Prix à la pompe: et si on n'avait rien vu encore?


Édition de Octobre 2022

Prix à la pompe: et si on n'avait rien vu encore?


Édition de Octobre 2022

Par Claudine Hébert

Généralement prudent en termes de prédiction, l’économiste Jean-Thomas Bernard croit tout de même que les consommateurs n’ont encore rien vu. (Photo: 123RF)

Jamais les consommateurs nord-américains n’ont payé aussi cher leur plein d’essence qu’au début de l’été 2022. Malgré le repli des dernières semaines, rien n’indique que de nouvelles flambées des prix ne surviendront pas d’ici Noël.

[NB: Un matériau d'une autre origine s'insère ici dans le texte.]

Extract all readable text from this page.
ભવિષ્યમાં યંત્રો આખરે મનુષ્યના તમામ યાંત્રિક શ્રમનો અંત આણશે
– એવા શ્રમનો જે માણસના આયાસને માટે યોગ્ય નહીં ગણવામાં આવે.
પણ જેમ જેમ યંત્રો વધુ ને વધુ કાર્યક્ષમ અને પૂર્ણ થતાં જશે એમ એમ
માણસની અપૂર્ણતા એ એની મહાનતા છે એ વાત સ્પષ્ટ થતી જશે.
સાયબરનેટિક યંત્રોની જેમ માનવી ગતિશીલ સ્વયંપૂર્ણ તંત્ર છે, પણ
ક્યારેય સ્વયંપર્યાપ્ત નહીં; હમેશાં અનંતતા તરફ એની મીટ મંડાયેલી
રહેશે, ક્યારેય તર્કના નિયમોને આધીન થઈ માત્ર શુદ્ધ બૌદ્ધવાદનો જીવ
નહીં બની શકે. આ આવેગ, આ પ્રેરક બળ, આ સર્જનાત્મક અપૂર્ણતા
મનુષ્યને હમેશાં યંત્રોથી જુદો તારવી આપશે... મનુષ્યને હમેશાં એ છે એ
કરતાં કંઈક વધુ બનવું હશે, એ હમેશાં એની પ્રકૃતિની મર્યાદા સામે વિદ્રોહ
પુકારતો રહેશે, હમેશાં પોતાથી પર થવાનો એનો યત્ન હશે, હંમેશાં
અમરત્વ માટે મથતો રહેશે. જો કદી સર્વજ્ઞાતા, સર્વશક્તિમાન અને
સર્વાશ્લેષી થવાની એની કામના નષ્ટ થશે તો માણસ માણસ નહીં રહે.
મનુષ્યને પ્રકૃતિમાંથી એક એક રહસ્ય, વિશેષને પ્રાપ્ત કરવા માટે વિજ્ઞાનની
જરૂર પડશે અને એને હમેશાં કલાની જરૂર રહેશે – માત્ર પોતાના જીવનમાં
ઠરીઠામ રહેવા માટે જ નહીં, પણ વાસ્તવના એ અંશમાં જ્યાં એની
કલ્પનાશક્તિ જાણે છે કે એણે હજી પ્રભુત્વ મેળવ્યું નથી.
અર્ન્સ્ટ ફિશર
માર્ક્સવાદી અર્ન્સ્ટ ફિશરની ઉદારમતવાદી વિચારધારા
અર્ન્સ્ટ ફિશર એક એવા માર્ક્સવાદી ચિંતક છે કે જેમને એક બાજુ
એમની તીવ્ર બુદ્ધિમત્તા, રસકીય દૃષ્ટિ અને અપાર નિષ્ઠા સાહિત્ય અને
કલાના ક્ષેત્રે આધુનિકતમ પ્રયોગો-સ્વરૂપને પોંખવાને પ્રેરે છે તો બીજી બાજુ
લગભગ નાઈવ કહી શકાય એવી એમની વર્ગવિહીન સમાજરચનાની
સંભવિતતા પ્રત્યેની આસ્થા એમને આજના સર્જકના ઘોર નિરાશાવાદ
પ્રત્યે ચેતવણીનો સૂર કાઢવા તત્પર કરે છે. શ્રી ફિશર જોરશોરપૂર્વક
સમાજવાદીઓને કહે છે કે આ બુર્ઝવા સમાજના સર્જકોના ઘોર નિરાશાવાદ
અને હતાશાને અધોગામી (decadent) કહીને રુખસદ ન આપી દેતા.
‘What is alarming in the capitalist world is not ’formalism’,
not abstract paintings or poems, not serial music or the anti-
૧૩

Encore sous le choc d’avoir déboursé 2,20 $ le litre régulier (ou 2,60 $ pour les propriétaires de véhicules à moteur diesel) en juin dernier ? « Ce n’est qu’un avant-goût de ce qui s’en vient », avertit Fred Demers, directeur, stratège en investissement à BMO Gestion mondiale d’actifs. De l’avis de cet expert qui suit l’évolution du baril du pétrole depuis plus de deux décennies, le pic de l’année 2022 a probablement été atteint. Toutefois, il ne serait pas étonnant que le litre régulier atteigne les 2,50 $ en 2023. « Si ce n’est pas plus », prévient-il. 

Pourquoi ce ton alarmiste ? « Parce que l’industrie du pétrole, dont nous dépendons encore trop largement, connaît une tempête parfaite », affirme cet analyste. Certes, plusieurs pointent du doigt le conflit entre la Russie et l’Ukraine pour expliquer la hausse fulgurante du prix de l’essence ayant déstabilisé les consommateurs au cours des derniers mois. « Or, l’invasion russe n’est qu’un des nombreux facteurs ayant provoqué cette situation qui n’a probablement pas encore atteint son point culminant », soutient Fred Demers.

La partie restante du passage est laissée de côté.